We might live to share picture-perfect shots of food on Instagram, but what a lot of us have never considered is the fact that social media is actually changing how we eat and drink as a society. There’s no doubt that technology is changing the way we go about our everyday lives, but I personally never realised it was changing the way in which we eat.
At the beginning of the year, research found that 83% of the UK’s adult population are active on social media. While we are using this platform to stay in contact with each other, we are also posting snaps of our days in a way to ‘boast’ about our activities, whether this is regarding our latest adventure or most recent choice of food. (I know that I am ALWAYS sharing shots of the food I’m eating to my Instagram…)

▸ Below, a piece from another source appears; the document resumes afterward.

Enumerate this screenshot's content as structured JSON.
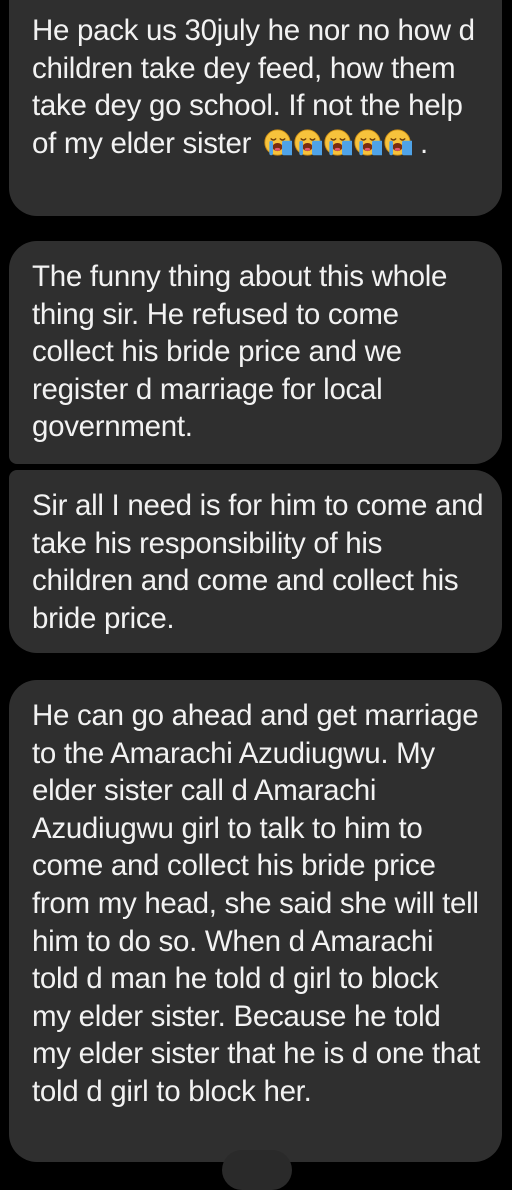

Here, with plastic glasses suppliers, Inn Supplies that sell a range of plastic cutlery, I discuss how social media is indeed changing our eating and drinking habits.
A study has shown that highly active social media users are actually eating smaller portions. This is due to the fact they aren’t willing to part with enough time to eat a large meal. Whether this is the case or not, it’s concerning to think that people are putting their social media addiction ahead of gaining the nutrients needed.
I personally find myself eating smaller meals if I plan on posting them to social media as I worry about people judging the amount of food that I eat.
With cameras often snapping meals all over the world, it’s a phenomenon we simply can’t avoid. Stats found that in America, half of the population take pictures of their food, with food they’ve cooked being the most photographed meal. As well as this, over one in five US residents share images of the food they’ve received at a party or wedding. (I myself will always share photos of food on my social media, as long as the food looks Instagrammable, of course!)
Often, this can provide us (the viewer) with a sense of food envy. We appreciate a good thing when we see it, and often, due to social media, we can get cravings for certain food and drink. After all, nowadays it’s seen as an art form, with dinners being specifically laid out to wow the recipient. I know that I personally get food envy from social media – I can never quite grasp how some people can make their food look so pretty.
Choice of food
The good news is that social media helping us to eat healthier – because while we keep sharing images of our delicious dishes, we are also sharing recipes, education, tips and a whole lot more.
Kathy Smart, CEO of Live the Smart Way says: “You are more apt to try a recipe or a new food when you see a picture of it and have a friend or person you trust recommend trying it or how to use it.”
The key fact is that a lot of recipes being shared are quick and easy to make, which is appealing to the majority. Putting an image alongside them is quickly grabbing our attention as healthy foods are often the most photogenic due to their vibrant colours.
With the advances in technology, being a social media influencer is now classified as a job for some. This role allows the user to establish credibility and persuade a large audience to purchase goods. Some influencers, including Shisodelicious, have an estimated value of over £20,000.
To be a social media influencer, you must share your life transparently in order for companies to recognise your ‘importance’.
With more of us using social media daily, it’ll be interesting to see how our future diets are affected because of technology.